It only took a few hours after my brother dropped me off at my freshman dorm for me to text him something along the lines of “I don’t think I’m going to like it here.” In some ways I was right. But in more ways, I was wrong.
My time at Cornell has since followed a pretty common formula: I arrived and found that this school is not necessarily the easiest place to be immediately happy. Eventually I started to like it more, recently I grew to love it and now it’s almost time for me to leave.
I imagined before coming here that my favorite moments would conform to Cornell-y college tropes: throwing fish onto the ice at hockey games with some kind of regularity and watching daily sunsets over Libe Slope. In reality, I think I only ended up going to about two hockey games and learned that I like the view from Stewart Park a whole lot better.
I could have never imagined the things that actually made me happiest here — that some of my favorite Friday nights would be spent sleepily watching movies at Cinemapolis, or passing through fields on the way to TA at Auburn Correctional Facility. There’s no way of knowing in the earlier and lonelier months of freshman year which random lunch you grab will seat you next to the person who will become your best friend or which party you almost didn’t go to will be the place where you meet the person who challenges you more than anyone else.
In all honesty, I haven’t felt appropriately emotional about graduation yet. Classes are wrapping up. Course evaluations are going out one last time. The other day, my landlords sent me move-out information. And still I feel this false sense of permanence, like a refusal to acknowledge the realities of leaving will somehow render them unreal. My walls are still covered in pictures chronicling all of the time that separates me and my “I don’t think I’m going to like it here” text — all evidence proving I was wrong. “Want to go to 7/11?” messages still roll in at 1 a.m. from friends who, this time next month, will be 1,000 miles away.
In the rare moments where the enormity of graduating does strike me, it does so with no rhyme, reason or warning.
The other day I passed by Bed, Bath & Beyond and was immediately transported back to move-in weekend freshman year.
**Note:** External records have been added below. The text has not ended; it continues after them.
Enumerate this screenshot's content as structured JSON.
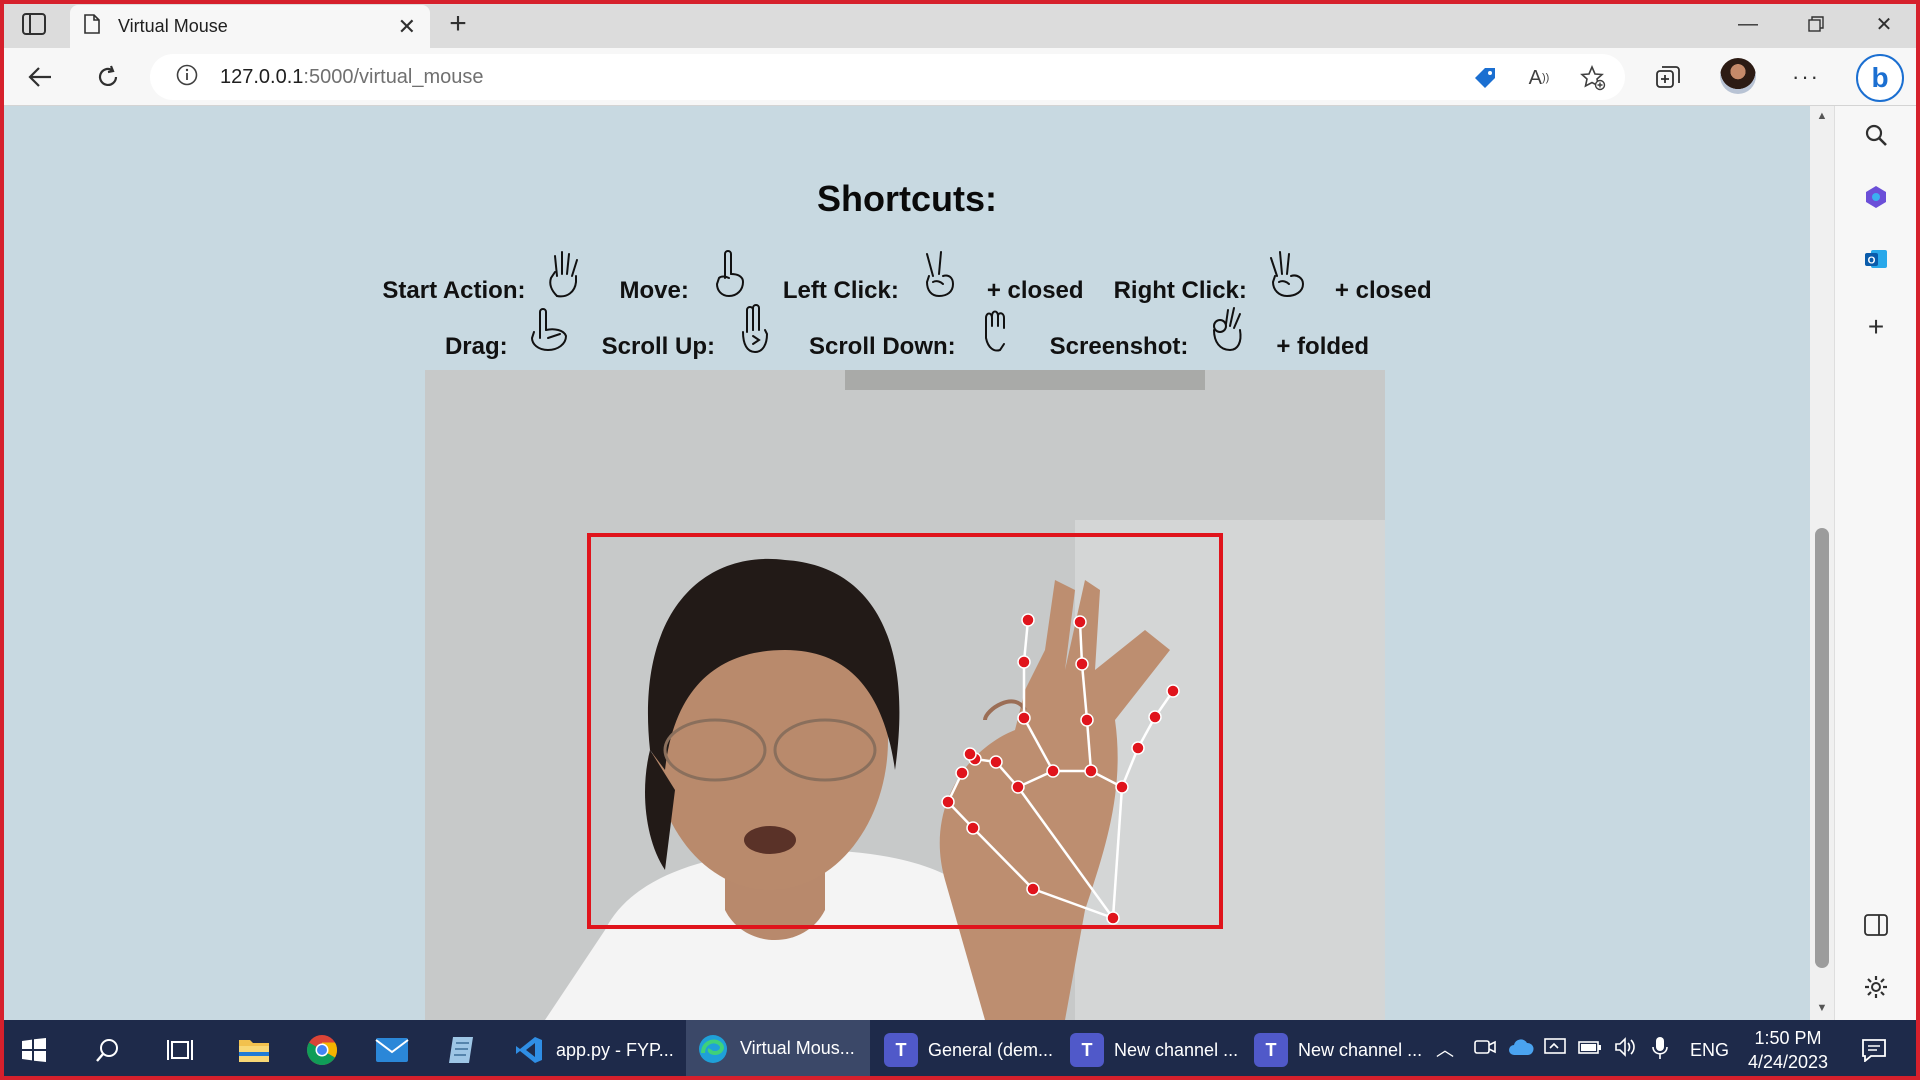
{
  "browser": {
    "tab_title": "Virtual Mouse",
    "url_host": "127.0.0.1",
    "url_path": ":5000/virtual_mouse"
  },
  "page": {
    "heading": "Shortcuts:",
    "row1": [
      {
        "label": "Start Action:",
        "icon": "open-hand-icon",
        "extra": ""
      },
      {
        "label": "Move:",
        "icon": "index-finger-icon",
        "extra": ""
      },
      {
        "label": "Left Click:",
        "icon": "two-finger-icon",
        "extra": "+ closed"
      },
      {
        "label": "Right Click:",
        "icon": "three-finger-icon",
        "extra": "+ closed"
      }
    ],
    "row2": [
      {
        "label": "Drag:",
        "icon": "pinch-drag-icon",
        "extra": ""
      },
      {
        "label": "Scroll Up:",
        "icon": "two-up-icon",
        "extra": ""
      },
      {
        "label": "Scroll Down:",
        "icon": "fist-icon",
        "extra": ""
      },
      {
        "label": "Screenshot:",
        "icon": "ok-hand-icon",
        "extra": "+ folded"
      }
    ]
  },
  "taskbar": {
    "apps": [
      {
        "label": "app.py - FYP...",
        "icon": "vscode-icon",
        "color": "#2f8ee5"
      },
      {
        "label": "Virtual Mous...",
        "icon": "edge-icon",
        "color": "#1fa0d8"
      },
      {
        "label": "General (dem...",
        "icon": "teams-icon",
        "color": "#5059c9"
      },
      {
        "label": "New channel ...",
        "icon": "teams-icon",
        "color": "#5059c9"
      },
      {
        "label": "New channel ...",
        "icon": "teams-icon",
        "color": "#5059c9"
      }
    ],
    "language": "ENG",
    "time": "1:50 PM",
    "date": "4/24/2023"
  },
  "colors": {
    "page_bg": "#c8d9e1",
    "detection_box": "#e0141c",
    "landmark": "#e0141c",
    "taskbar_bg": "#1e2a4a"
  }
}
I thought about the profound nervousness I felt walking through the aisles of the Ithaca superstore, wondering if every young person I saw might be one of my hallmates in the next 24 hours. I thought about buying bed risers and a shower caddy with my mom, looking at bath mats and having it finally sink in that I would probably never live at home again.
I laughed out loud when I realized that the song 679 makes me more emotional than Landslide — not because of any lyrical genius but because the unmistakable tune reminds me of the clumsiness of freshman fall, the desperation to be social and accepted that was, in retrospect, equal parts endearing and cringe-worthy.
One thing I’ve thought about a lot in the last few weeks is how much of the advice out there about how to do things “right” and optimize your time in college is often misleading.
I remember one alumnus telling me over coffee that his greatest regret from Cornell was not joining Greek life, and that I definitely should. He said he wished he had pledged because he never really “found his people.” But in retrospect, not joining Greek life was undoubtedly the thing that gave me the space to find my own.
So I’m wary of advice, but I’m confident in patterns — my favorite of which is a pattern of infrequent, irresponsible “yes” moments that led me away from obligations and towards some of my favorite memories from the last four years. “Yes” took me to Storm King Art Center on the most perfect fall day last year with my roommates, even though I had to write a column using a hotspot on the three-hour car ride home. “Yes” took me to Toronto more times than I can count, caravaning with anyone who wanted to join and collectively crashing on the floor, couch and cot of my childhood best friend. “Yes” brought me to the lake yesterday, when I probably should have been working on this column, procrastinating one last time in true fashion before signing off for good.
What makes me nervous about graduation isn’t the loss of consistency I’ve become accustomed to at Cornell, but rather the loss of its warm inconsistency. For the last four years, I’ve lived in a different room every year, taken different classes every semester. Even the summers have acted as incubators for trial passions and cities. My time here has been characterized by constant opportunities to readjust when things weren’t right, or even just when they got boring. I’m hopeful that freedom doesn’t just go away when you graduate, but I’m also well aware that it’s going to look really different.
I think, in time, I’m going to like it elsewhere. And I’m glad that in the end I found a way to like it here too.